I think I keep losing focus on my goal for this trip... I was thinking I could stick it out in the rain... I would have missed some great scenery along the way.
Day 6 started out in exactly the same fashion as Day 5: the rising sun, the rushing water, and the singing birds within the deep canyons of Taroko Gorge coaxed my eyes open. This time, instead of waiting around the pay the campsite fee, I was packed up and on the road by 7:00 AM.
[Just a side note- in The Lonely Planet: Taiwan, it says camping at Holiou Campsite is free. The signs at the campsite itself also say that it's "free" to camp there, but that there is also a $200 maintenance fee. Again, I recommend leaving before 8:00 if you want to skip the bill.]
Before I said my goodbyes to Taroko National Park, there was still one trail that I hadn't gotten to yet. The Shakadang Trail, which is very close to the park entrance, follows the Shakadang River into the mountains and away from the Central Cross-Island Highway. It is suggested that it will take 1 hour to reach the end, so give yourself 2 hours round-trip.
The trail is very flat and wide, making it safe and accessible for all walks of life, including people with canes, flip-flops, and high heels. It's even flat enough to drive a scooter on. Along the trail, I came across some Atayal people scootering up and down the trail. The Atayal people have been living in Taroko for a long time, although their numbers have shrunk since the Japanese tried to force them out in 1914. There is a small village along the Shakadang Trail, and the Atayal have little booths set up to get their slice of the tourism industry.
It was on the Shakadang Trail on that lovely morning that I decided Taroko Gorge was my favorite place in Taiwan. I was staring down at a small pool of water that was so blue that I half thought the river's source was a bottle of Listerine. The collection of 2-story high rocks scattered throughout the river are mostly limestone, and consequently gives the water its cool, inviting, blue-green hue. Although the weather was starting to warm up, and I knew I had a head start going down the trail, I was too scared to swim (I think it was the Atayal who scared me).
I'm right in the middle of this picture!
On my back toward the trail-head, I started seeing more and more people walking in my direction. I was glad that I got to experience the first half of the trail peacefully. It actually seemed like the more people I saw, the cloudier it got, because by the time I could see the highway, it had started to drizzle. By the time I got back to my scooter, it had started to rain.
It rained the entire 40 minute drive from Taroko to downtown Hualien, and continued to rain as I checked my email in the public library and did some laundry at a laundromat. As I waited, I kept going back and forth between deciding whether to continue on south towards Taitung in the rain, or spend the night at a hostel in Hualien. At this point it was only 11:00 AM, so to call it quits would be to waste almost an entire day staying stationary (there's not really anything to do in Hualien, rain or shine).
Ultimately I decided try my luck with the weather. I had a tent and didn't want to pay for a place to sleep. I hopped on my scooter and drove south to look for Highway 11.
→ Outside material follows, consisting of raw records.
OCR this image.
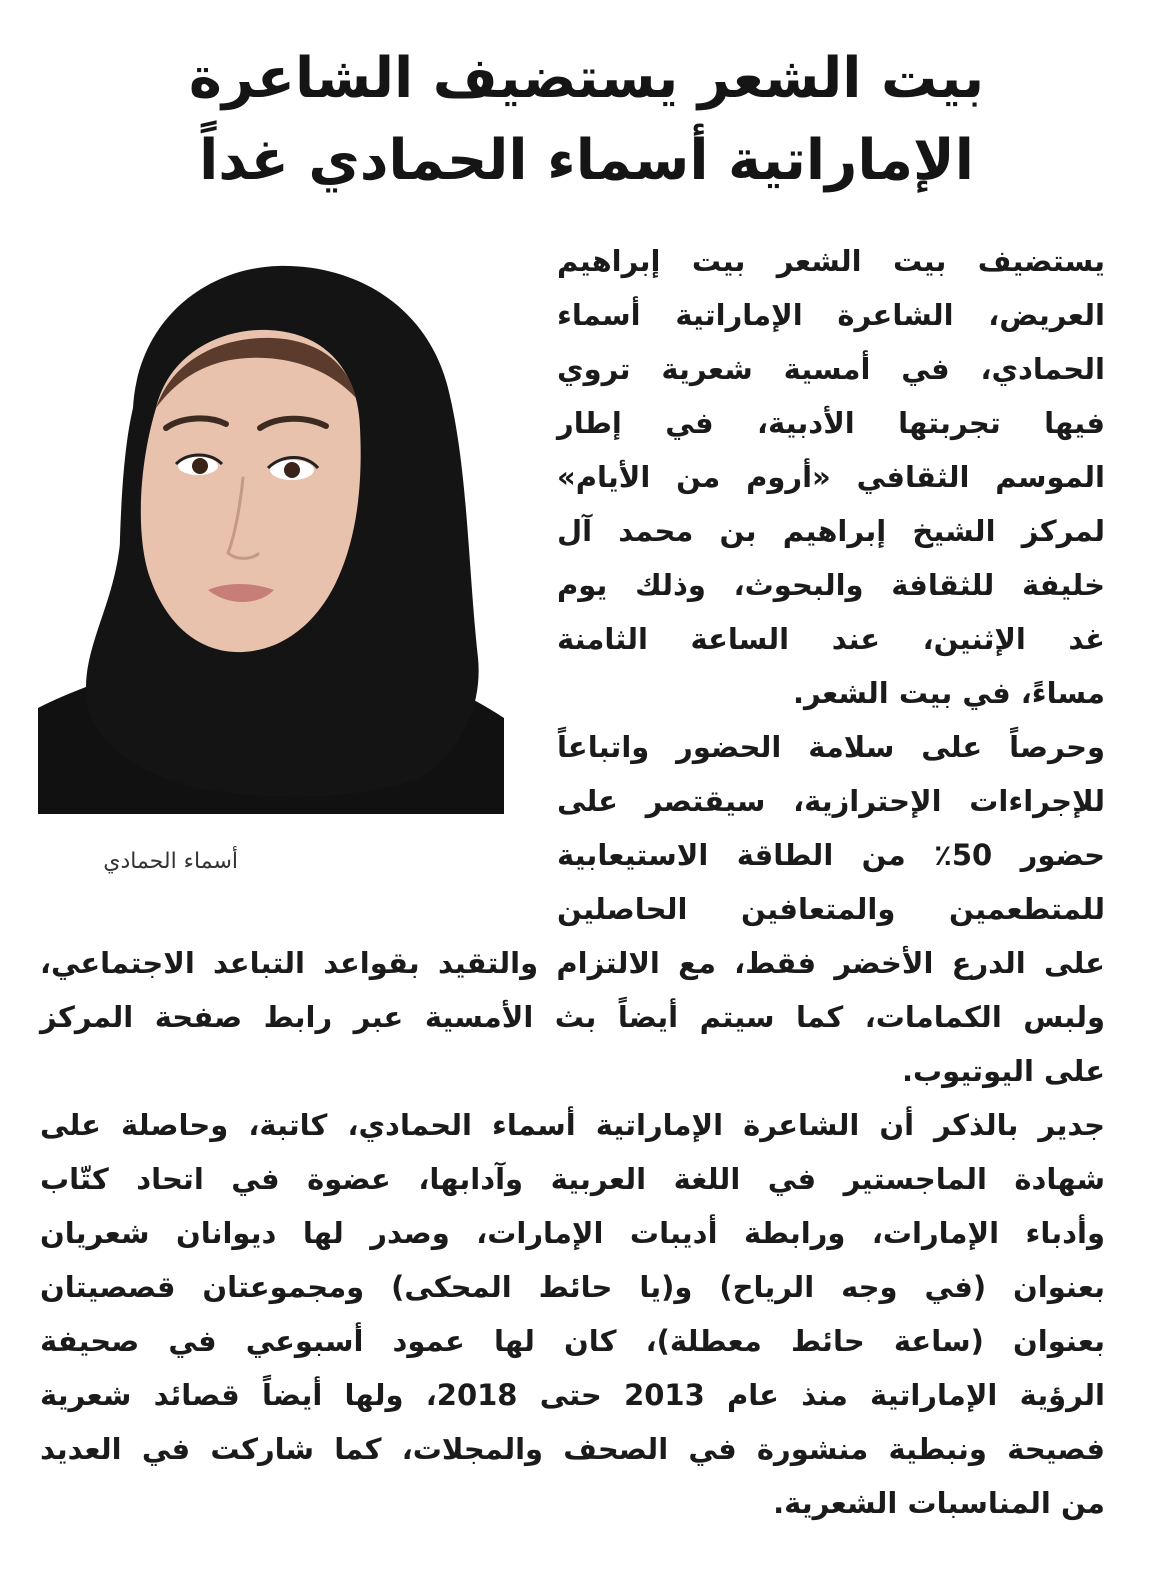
بيت الشعر يستضيف الشاعرة
الإماراتية أسماء الحمادي غداً
أسماء الحمادي
يستضيف بيت الشعر بيت إبراهيم
العريض، الشاعرة الإماراتية أسماء
الحمادي، في أمسية شعرية تروي
فيها تجربتها الأدبية، في إطار
الموسم الثقافي «أروم من الأيام»
لمركز الشيخ إبراهيم بن محمد آل
خليفة للثقافة والبحوث، وذلك يوم
غد الإثنين، عند الساعة الثامنة
مساءً، في بيت الشعر.
وحرصاً على سلامة الحضور واتباعاً
للإجراءات الإحترازية، سيقتصر على
حضور 50٪ من الطاقة الاستيعابية
للمتطعمين والمتعافين الحاصلين
على الدرع الأخضر فقط، مع الالتزام والتقيد بقواعد التباعد الاجتماعي،
ولبس الكمامات، كما سيتم أيضاً بث الأمسية عبر رابط صفحة المركز
على اليوتيوب.
جدير بالذكر أن الشاعرة الإماراتية أسماء الحمادي، كاتبة، وحاصلة على
شهادة الماجستير في اللغة العربية وآدابها، عضوة في اتحاد كتّاب
وأدباء الإمارات، ورابطة أديبات الإمارات، وصدر لها ديوانان شعريان
بعنوان (في وجه الرياح) و(يا حائط المحكى) ومجموعتان قصصيتان
بعنوان (ساعة حائط معطلة)، كان لها عمود أسبوعي في صحيفة
الرؤية الإماراتية منذ عام 2013 حتى 2018، ولها أيضاً قصائد شعرية
فصيحة ونبطية منشورة في الصحف والمجلات، كما شاركت في العديد
من المناسبات الشعرية.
South of Hualien, there are actually two highways to choose from. Highway 11 is between a small mountain chain and the beach, which is also the location for a lot of Taiwan's East Coast National Scenic Area. Running directly parallel, but on the other side of the mountains is Highway 9, situated between two strips of mountains and is home to the East Rift Valley. So it goes beach, Highway 11, mountains, Highway 11, mountains. This might be more clear looking at a map.
Anyway, my plan was to go down Highway 11 along the coast, but somewhere in the rain, I missed the turn at the fork and ended up on Highway 9. If you look carefully at the maroon-colored path on my map, you'll see that after 15 km of travel on Highway 9, I started to wonder why I couldn't see the ocean to my immediate left. Realizing that I was in a valley between two mountains, I turned around and cursed at myself all the way back past the Highway 11-Highway 9 split, to the hostel in Hualien.
The opening quote of this post is from my journal and was written in the hostel in Hualien. I had started to get a really macho survivor-man attitude, and for some reason decided that it was more bad-ass to drive somewhere in the rain, set up a tent in the rain, sleep in the rain, and miss out on some sights because of the rain. But back in Hualien, I had the rest of the afternoon and evening to remind myself that I wasn't in a race. I was on vacation.
So in the end, I'm glad that I took made the wrong turn onto Highway 9, because the last line in my journal for Day 6 reads: It's really pouring now.